Unfortunately, this is not the only indication that Britain is actively preparing for a no-deal Brexit. Her Majesty’s Revenue and Customs – the UK taxation and customs authority – has published a relevant guide for all businesses having dealings with mainland Europe. It is called the “Partnership pack: preparing for changes at the UK border after a ‘no deal’ EU exit”. The authors explain, “This partnership pack is designed to help you support businesses preparing for day one if we leave the EU without a deal”.

Understandably, 10 Downing Street has to be prepared to meet every eventuality. However, the deal MP Theresa May has struck with the Europeans stands no chance in the British Parliament, the Commons. The vote on it has been set in the week starting on 14 January. There are already strong pressures from both Tory and Labor MPs to reschedule the vote much closer to the exit day of 29 March. However, this is going to be a high risk bet. In such a case, the other options will be a no-deal exit or the deference or even the revocation of Article 50 Brexit.

When to vote?

On the other shore of the English Channel, the European Union has turned a blind eye to reality, assuming an attitude of revenge. The fact that the Brits are still deeply divided about Brexit is not taken seriously into account in Brussels. Jean-Claude Juncker, the President of the European Commission, in the face of it, the top EU Brexit decision maker, still maintains an aggressive stance. Last week, at an interview with the German newspaper ‘Welt am Sonntag’ he said, “Britain should get its act together” and addressing the entire British population he arrogantly added, “then tell us what it is you want.”

Being a politician all his life, Juncker still pretends not to understand what is happening in Britain. The deep division of the Brits up to the point of leaving the UK frozen in inaction, leaves the top EU leadership totally indifferent. Juncker has been asking this same question for many months now, despite seeing an entire country, the fifth largest economy of the world, being politically impotent to answer it, due to widespread national paranoia. And still, the mainland Europeans leaders insist on their hard attitude in recognition of this British problem.

A British problem

The cause of this UK problem may be the inability of the Brits to recognize, after seventy years, the end of their world supremacy and the definitely bygone imperial past.
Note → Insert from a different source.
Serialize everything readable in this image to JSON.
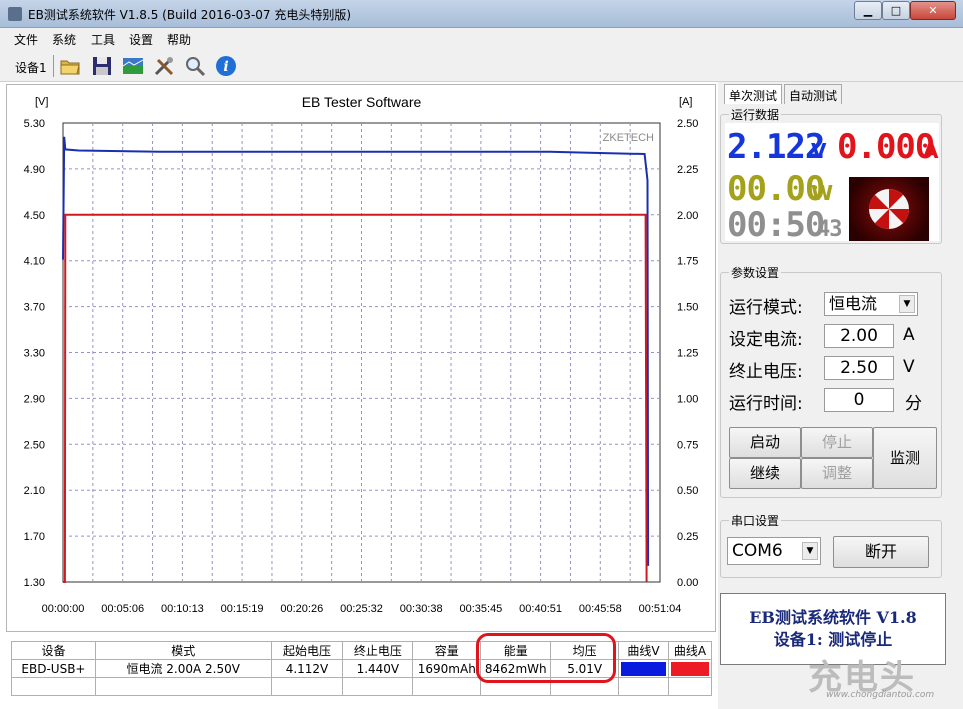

Whatever the cause of the UK freezing disease though, it’s at least a vicious attempt by mainland Europeans, to grab the opportunity for vengeance. True, Britain has been for centuries meddling in mainland European affairs in a divisive manner. But today’s Britons have not inherited that empire, consequently they should not be held responsible with what their ancestors did.

All in all, the entire Brexit affair and what is to follow will be a hard test for our brave new world. Economic globalization and political liberalism are already the victims. Brexit and Donald Trump’s ‘America first’ disruptive action may bring back the phantasm of aggressive nationalism. Then we all may end up ‘sleepwalking’ into a modern times Middle Age.